Kleine Wirtschaftsgeschichte der Welt

Ein satirisches Plädoyer für das Produkt
 
Am Anfang war das
Produkt.
Und es war gut.
„Made in Germany“

Seit jeher stand es im Mittelpunkt und beherrschte Handel & Wirtschaft. Bis weit ins letzte Jahrhundert hinein wurde in Produkten gedacht. Als diese nicht mehr ausreichten und der Hunger nach mehr die Wirtschaft trieb, folgten die
Programme.
Das waren Erweiterungen der Produkte, zusätzliche Produkte. Aber immer noch beherrschte
das Produkt das Denken. Später folgten die
Systeme.
Zusätzliche Erweiterungen der Programme, die zwar über die Kernkompetenzen hinaus reichten, aber noch mehr Umsatz und Gewinn versprachen. Danach kamen die
Lösungen.
Für irgendwelche realen oder erdachten Probleme. Näher am und beim Kunden. Zum Absetzen gegenüber der Konkurrenz.

Schließlich die
Konzepte.
Begann man/frau sich mit den Lösungen schon vom Produkt zu lösen, so wurde jetzt die Scheidung vollzogen. Eine erste große Welle von fertigen Betriebswirtschaftlern mit überbordenden Marketingkonzepten schwappte in die Betriebe. Theorie traf auf Praxis und wartete darauf, sich in der Realität zu beweisen. Mit reihenweisen Fehlstarts und -zündungen. Das einfache und unkomplizierte kleine 1×1 des Kaufmanns von nebenan war nun nicht mehr gefragt. Der gute alte Kaufmann hatte ausgedient und wurde in den Vorruhestand geschickt. Ab da wurde alles erst so richtig teuer. Denn man/frau begann mit Kanonen auf Spatzen zu schießen. Führte das schon zu allerhand Missständen in der Wirtschaft und Verwerfungen, so war die Verwirrung aber noch nicht komplett.

WEB 2.0 war zwar schnell in aller Munde, aber auch genauso schnell wieder verschwunden. Der erste Start der neuen Generation der Wirtschaftsinformatiker war eher ein Fehlstart. Die Welt war noch nicht reif für die virtuelle Realität. Die Produkte dafür allerdings auch nicht. Aber das stört die Informatiker gar nicht. Denn was macht ein Informatiker, wenn ein Programm nicht richtig läuft? Richtig: Er macht ein Update. Oder gar ein Upgrade. Und so lautet das Zauberwort von heute: Industrie 4.0. Was war eigentlich dazwischen? Zwischen WEB 2.0 und Industrie 4.0?
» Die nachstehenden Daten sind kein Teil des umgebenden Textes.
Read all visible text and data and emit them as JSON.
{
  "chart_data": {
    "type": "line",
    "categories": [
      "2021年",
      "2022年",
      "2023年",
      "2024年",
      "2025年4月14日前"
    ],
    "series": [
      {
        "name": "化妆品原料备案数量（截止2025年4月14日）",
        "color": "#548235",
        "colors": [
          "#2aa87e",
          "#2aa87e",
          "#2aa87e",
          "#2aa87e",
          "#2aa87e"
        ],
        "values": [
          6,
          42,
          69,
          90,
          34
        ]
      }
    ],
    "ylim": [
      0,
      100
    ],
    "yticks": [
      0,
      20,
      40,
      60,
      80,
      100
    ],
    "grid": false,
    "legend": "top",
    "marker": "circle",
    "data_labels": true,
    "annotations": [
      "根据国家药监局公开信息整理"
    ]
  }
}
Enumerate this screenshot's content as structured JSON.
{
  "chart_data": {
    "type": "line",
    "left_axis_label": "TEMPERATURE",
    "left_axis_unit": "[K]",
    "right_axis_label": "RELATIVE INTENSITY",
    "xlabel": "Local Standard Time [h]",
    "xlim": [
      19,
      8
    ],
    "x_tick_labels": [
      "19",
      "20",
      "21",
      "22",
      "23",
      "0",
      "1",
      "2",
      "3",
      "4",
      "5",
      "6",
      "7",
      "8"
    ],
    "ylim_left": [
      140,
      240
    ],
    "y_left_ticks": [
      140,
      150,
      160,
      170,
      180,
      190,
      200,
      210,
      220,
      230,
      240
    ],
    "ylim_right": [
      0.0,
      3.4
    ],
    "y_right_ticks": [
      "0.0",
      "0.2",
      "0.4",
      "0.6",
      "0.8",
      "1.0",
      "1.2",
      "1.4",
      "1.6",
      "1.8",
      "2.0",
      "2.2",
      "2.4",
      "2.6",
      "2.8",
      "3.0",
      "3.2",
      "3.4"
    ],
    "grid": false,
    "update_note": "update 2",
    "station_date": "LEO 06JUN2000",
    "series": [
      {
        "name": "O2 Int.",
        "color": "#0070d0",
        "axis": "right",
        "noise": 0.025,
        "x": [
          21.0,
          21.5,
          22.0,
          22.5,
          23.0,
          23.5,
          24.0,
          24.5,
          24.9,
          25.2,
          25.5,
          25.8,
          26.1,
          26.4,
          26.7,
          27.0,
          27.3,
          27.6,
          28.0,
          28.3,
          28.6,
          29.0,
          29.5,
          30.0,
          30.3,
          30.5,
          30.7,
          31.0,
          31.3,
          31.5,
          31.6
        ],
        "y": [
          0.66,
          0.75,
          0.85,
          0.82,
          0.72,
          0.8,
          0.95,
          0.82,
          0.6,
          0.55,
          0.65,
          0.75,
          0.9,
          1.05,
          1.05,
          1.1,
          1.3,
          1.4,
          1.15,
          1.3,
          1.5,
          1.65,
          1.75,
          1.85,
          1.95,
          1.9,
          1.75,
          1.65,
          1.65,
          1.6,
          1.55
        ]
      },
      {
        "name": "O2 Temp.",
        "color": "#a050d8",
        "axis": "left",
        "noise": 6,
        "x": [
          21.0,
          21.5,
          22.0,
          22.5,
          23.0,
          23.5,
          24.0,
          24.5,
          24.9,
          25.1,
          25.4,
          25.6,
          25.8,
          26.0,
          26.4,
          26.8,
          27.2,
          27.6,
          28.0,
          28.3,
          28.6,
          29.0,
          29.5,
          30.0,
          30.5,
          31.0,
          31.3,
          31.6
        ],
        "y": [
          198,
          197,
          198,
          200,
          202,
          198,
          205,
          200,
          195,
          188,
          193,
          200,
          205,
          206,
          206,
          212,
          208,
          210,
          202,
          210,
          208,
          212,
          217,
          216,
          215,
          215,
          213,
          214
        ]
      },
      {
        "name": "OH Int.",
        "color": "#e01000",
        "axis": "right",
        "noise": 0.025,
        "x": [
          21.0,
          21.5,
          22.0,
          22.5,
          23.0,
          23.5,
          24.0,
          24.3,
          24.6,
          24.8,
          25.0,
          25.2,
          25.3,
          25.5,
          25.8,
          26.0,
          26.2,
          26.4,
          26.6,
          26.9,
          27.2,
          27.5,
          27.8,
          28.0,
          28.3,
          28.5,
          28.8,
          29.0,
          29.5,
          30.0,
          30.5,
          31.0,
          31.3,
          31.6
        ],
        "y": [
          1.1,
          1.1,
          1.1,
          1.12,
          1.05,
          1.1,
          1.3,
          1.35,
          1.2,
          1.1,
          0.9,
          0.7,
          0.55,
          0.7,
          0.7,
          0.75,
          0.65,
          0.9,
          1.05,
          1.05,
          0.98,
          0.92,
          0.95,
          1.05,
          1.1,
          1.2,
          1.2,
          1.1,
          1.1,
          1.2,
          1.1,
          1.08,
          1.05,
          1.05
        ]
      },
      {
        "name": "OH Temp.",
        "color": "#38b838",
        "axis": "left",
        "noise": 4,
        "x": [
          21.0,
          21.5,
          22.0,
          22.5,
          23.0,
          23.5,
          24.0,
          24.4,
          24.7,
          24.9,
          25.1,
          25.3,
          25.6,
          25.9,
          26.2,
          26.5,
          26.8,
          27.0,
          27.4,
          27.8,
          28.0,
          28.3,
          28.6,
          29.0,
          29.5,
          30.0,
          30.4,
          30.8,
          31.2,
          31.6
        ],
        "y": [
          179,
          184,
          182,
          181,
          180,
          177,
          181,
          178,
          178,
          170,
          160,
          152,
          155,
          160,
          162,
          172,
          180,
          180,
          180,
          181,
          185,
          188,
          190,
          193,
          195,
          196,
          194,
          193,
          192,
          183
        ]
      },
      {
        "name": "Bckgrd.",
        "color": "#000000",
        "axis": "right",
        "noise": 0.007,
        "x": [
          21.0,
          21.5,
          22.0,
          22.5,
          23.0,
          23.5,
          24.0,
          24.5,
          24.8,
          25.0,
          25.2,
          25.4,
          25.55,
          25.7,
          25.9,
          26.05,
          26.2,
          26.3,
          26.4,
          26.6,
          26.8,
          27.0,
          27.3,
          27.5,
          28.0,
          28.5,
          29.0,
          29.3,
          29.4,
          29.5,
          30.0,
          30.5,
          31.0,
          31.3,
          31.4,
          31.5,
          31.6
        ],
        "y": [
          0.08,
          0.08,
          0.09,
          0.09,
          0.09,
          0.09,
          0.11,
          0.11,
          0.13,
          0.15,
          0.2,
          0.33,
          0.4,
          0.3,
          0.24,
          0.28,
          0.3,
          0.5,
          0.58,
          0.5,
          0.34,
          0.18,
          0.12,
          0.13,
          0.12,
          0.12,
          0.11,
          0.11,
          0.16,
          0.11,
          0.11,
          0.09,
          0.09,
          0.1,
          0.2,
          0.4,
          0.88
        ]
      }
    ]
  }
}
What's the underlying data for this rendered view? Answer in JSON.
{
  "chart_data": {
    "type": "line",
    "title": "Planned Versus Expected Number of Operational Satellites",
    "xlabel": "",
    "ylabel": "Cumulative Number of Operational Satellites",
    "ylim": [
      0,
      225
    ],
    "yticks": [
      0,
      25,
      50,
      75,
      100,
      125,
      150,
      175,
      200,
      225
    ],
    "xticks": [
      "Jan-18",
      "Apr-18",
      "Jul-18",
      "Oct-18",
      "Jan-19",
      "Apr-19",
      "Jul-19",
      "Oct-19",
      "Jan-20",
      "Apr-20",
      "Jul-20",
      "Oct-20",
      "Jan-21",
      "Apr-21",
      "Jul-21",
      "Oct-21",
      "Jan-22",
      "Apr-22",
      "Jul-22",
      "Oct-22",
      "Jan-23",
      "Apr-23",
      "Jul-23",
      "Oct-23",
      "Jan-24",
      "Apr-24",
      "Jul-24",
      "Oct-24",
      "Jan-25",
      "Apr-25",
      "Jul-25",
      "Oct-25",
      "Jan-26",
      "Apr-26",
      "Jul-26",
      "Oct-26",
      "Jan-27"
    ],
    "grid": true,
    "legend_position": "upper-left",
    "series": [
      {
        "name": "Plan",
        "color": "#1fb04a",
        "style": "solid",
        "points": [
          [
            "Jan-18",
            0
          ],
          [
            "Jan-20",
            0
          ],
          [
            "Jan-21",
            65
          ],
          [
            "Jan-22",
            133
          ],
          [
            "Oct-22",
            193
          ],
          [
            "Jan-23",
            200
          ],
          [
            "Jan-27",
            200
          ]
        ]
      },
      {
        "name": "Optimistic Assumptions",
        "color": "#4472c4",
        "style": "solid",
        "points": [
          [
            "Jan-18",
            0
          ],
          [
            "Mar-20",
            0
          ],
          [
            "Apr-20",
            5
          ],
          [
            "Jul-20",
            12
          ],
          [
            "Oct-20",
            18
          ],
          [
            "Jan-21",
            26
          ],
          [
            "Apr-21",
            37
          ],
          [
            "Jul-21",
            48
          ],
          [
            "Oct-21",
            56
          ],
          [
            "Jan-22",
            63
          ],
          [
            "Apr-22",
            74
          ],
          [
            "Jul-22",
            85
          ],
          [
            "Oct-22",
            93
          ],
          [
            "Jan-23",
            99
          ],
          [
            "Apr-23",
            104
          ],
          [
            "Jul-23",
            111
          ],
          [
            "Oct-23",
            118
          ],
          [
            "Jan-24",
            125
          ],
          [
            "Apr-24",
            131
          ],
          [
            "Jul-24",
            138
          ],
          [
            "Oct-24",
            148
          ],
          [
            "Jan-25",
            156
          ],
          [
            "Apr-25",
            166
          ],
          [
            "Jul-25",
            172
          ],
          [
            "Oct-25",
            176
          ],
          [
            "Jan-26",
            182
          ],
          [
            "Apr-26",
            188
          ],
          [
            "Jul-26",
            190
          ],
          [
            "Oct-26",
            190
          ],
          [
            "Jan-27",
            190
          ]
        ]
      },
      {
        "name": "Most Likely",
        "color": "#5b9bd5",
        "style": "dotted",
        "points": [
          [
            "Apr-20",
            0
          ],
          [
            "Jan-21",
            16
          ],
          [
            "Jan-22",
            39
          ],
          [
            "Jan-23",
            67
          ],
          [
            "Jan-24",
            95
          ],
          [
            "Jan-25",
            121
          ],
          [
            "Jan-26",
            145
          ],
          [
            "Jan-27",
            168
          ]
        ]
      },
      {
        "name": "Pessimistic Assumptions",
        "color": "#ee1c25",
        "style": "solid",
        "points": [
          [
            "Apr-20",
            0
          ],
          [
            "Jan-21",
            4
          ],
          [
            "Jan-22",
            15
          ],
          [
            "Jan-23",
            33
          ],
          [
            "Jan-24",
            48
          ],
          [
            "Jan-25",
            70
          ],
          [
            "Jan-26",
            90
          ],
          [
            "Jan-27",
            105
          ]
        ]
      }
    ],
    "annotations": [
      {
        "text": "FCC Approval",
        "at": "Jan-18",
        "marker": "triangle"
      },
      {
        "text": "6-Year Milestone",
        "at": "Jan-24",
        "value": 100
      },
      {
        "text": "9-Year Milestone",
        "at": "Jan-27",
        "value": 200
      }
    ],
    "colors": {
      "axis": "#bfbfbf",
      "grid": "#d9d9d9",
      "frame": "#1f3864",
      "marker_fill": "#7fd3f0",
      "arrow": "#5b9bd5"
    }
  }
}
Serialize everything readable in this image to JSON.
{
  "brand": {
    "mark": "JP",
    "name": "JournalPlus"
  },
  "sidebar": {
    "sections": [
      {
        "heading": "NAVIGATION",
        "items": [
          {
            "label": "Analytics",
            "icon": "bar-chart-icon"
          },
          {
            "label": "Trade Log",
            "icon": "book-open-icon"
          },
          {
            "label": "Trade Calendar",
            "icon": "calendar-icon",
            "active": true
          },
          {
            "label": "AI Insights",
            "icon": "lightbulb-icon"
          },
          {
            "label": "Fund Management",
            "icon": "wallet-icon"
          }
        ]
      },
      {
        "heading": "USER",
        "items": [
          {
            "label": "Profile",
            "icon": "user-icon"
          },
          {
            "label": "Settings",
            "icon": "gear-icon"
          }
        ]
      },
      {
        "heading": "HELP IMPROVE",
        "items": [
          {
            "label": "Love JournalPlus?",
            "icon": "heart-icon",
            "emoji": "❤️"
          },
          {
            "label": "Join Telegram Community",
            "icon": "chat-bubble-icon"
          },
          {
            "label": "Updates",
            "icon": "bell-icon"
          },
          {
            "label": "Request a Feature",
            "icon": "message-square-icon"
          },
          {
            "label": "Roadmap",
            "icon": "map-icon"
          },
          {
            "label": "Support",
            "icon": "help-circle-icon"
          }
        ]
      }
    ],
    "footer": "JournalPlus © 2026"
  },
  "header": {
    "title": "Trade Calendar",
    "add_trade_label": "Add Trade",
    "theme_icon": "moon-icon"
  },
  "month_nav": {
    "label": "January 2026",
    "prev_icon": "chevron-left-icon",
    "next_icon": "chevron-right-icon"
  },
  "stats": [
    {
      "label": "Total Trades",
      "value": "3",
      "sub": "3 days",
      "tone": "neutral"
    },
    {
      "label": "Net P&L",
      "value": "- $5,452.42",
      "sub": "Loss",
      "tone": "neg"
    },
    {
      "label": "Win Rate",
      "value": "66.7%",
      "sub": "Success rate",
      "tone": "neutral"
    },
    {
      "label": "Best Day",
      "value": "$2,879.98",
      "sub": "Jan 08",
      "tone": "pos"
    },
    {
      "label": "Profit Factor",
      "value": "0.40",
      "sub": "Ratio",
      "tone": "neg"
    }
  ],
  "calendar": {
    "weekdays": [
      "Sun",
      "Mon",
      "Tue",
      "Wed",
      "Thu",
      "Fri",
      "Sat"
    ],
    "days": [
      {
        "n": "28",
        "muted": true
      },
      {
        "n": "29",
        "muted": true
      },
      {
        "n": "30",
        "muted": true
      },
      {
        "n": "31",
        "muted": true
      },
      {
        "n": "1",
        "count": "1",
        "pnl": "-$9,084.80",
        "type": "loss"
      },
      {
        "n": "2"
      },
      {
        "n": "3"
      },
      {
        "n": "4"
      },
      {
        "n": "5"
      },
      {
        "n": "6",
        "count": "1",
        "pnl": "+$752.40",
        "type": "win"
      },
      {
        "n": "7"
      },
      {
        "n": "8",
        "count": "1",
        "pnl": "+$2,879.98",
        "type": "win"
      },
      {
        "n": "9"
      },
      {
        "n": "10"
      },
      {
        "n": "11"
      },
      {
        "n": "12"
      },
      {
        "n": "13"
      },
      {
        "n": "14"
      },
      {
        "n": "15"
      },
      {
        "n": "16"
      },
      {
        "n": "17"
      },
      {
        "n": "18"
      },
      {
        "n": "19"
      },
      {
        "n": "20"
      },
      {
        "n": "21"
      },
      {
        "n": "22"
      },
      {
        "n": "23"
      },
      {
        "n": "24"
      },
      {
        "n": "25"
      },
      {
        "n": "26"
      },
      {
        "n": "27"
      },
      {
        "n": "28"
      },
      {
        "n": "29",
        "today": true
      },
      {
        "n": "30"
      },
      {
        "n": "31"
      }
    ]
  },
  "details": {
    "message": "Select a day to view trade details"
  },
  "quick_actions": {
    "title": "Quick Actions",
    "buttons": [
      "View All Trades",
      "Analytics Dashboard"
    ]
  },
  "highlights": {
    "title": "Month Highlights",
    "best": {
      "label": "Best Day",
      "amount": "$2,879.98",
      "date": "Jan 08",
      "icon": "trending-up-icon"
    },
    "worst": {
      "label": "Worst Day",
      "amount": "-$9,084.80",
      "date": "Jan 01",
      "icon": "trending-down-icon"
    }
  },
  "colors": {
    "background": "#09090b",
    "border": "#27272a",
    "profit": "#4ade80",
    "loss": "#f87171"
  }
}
Dennoch konnten die Wirtschaftsinformatiker seinerzeit schnell Fuß fassen in den Betrieben. Einer ihrer Vorteile. Sie denken in
Prozessen.
„Prozesse“ ist ein gutes Stichwort. Denn darum geht’s letztlich: Prozesse führen. Damit hatten die Unternehmen inzwischen alle Hände voll zu tun. Jeder gegen Jeden. Kunde gegen Lieferant. Lieferant gegen Hersteller. In allen nur denkbaren Konstellationen. Das führte nebenbei bemerkt auch zu einem enormen Bedarf an Juristen in der Wirtschaft. Und weil in den Prozessen immer irgendetwas nicht (mehr) richtig lief oder läuft, wie versprochen, musste und muss der Schuldige gesucht und ausgemacht werden. Was wäre dazu geeigneter als Prozesse? Alles auf Prozesse aufgleisen. Alles muss in irgendwelchen Bahnen ablaufen und ordnet sich irgendwelchen Prozessen unter. Wie im Computer. Das richtige Leben. Würde Kafka heute noch leben, er hätte seine wahre Freude daran.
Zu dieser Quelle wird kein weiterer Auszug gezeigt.